A second point to be made is that the concept of bad luck egalitarianism needs to be added to any discussion about equity and equality. There is lot of good material on this approach.

The Burgess's Response to John

These are interesting points, John.  It seems to me that there is some correlation between your distinction between harming the state and harming another person on the one hand, and retributive and restorative justice on the other hand.  But the correspondence is not one to one.  Both retributive and restorative justice approaches can and have been applied in both criminal and civil cases here in the U.S. and Canada (where restorative approaches are much more widely used). I don't know about its use in Britain. In criminal cases, it tends to be used more often in minor cases, and particularly juvenile cases, to try to keep kids "out of the system," rather than in major cases involving serious offenses. But there is some literature (I can't put my hands on it quickly, unfortunately) suggesting that it is even useful in serious cases such as murder and rape.

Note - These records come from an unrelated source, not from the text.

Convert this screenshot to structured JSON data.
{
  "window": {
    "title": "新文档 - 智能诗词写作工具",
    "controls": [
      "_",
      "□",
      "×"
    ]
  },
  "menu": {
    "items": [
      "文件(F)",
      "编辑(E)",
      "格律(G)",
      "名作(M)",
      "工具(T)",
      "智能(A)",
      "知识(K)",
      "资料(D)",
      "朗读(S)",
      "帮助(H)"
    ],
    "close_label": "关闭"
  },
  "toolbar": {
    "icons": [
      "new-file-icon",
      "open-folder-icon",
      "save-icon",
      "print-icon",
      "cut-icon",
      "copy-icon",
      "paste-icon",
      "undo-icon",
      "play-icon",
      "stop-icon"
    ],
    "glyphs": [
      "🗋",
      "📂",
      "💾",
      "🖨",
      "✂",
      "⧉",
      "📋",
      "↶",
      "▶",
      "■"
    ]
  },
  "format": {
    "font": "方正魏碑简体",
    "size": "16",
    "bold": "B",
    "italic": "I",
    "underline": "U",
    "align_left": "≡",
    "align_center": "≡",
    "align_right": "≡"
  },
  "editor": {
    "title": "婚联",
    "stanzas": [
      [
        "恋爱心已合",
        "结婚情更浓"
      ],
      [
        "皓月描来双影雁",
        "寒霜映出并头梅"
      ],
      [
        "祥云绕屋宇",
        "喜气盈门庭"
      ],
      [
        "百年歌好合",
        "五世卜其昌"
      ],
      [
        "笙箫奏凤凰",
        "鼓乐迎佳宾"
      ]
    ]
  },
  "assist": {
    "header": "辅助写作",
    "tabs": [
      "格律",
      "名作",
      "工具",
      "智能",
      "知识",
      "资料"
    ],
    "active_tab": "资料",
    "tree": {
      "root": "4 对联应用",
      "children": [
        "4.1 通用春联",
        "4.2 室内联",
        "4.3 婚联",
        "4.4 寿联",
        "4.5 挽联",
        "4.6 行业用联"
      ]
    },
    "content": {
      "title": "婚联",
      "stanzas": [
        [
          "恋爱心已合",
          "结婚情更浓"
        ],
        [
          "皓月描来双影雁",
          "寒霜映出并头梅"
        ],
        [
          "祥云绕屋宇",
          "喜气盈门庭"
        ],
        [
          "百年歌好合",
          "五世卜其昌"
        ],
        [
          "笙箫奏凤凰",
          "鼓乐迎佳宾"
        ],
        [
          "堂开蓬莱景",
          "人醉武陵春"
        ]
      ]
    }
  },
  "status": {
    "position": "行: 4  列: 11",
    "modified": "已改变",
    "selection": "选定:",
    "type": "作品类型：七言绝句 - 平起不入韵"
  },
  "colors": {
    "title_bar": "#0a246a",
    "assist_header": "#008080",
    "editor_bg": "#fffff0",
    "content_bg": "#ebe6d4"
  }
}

The key distinction, it seems to me, is whether you are primarily focused on punishment and deterring bad behavior or restoring relationships. Do you want to punish the wrong doer in an effort to restore society to some sort of just equilibrium in which "they get what they deserve?." Or, are you primarily focused on restoring relationships, either between people, or between wrong doers and their fellow citizens. It seems to me that restoring relationships, both between the perpetrator and the victim, and between the perpetrator and the wider society has considerable benefit.  It helps make the victim whole again (or as close as possible anyway), which retributive approaches seldom do. And it helps reintegrate the perpetrator back into society, presumably reducing the chances that they will re-offend. (This article suggests that is true, but I haven't researched this deeply.)

As to your second point, I hadn't heard the term "luck egalitarianism" before, but found a useful explanation in Google, which took it from the U.S. National Institute of Health: 

On the other hand, an individual may face health risks or may lose her health through no fault of her own. This means that a person may have undesirable health status because of bad luck not because of her own choices. Luck Egalitarianism suggests unchosen circumstances cannot justify inequalities. Therefore, we own individual compensation for aspects of their disadvantaged status which they have not chosen. Society should make sure that they have access to the health services they need.

I suspect there is a typo in this — it seems it should say "therefore, we owe individual compensation..." not "own individual compensation." This seems to us to correspond to our "middle ground" that we described in Newsletter 206: "As we see it, social "goods" ought to be distributed in roughly direct proportion to the value that individuals add to society (the traditional notion of "equity,") with adjustments for the fact that some people, through no fault of their own, are less able to contribute value than others." So if people lose their health because of bad luck, and are unable to hold a job that provides health care, we should indeed make sure they have access to the health services that they need — and other goods and services as well of course.  That's the social safety net that we very much support.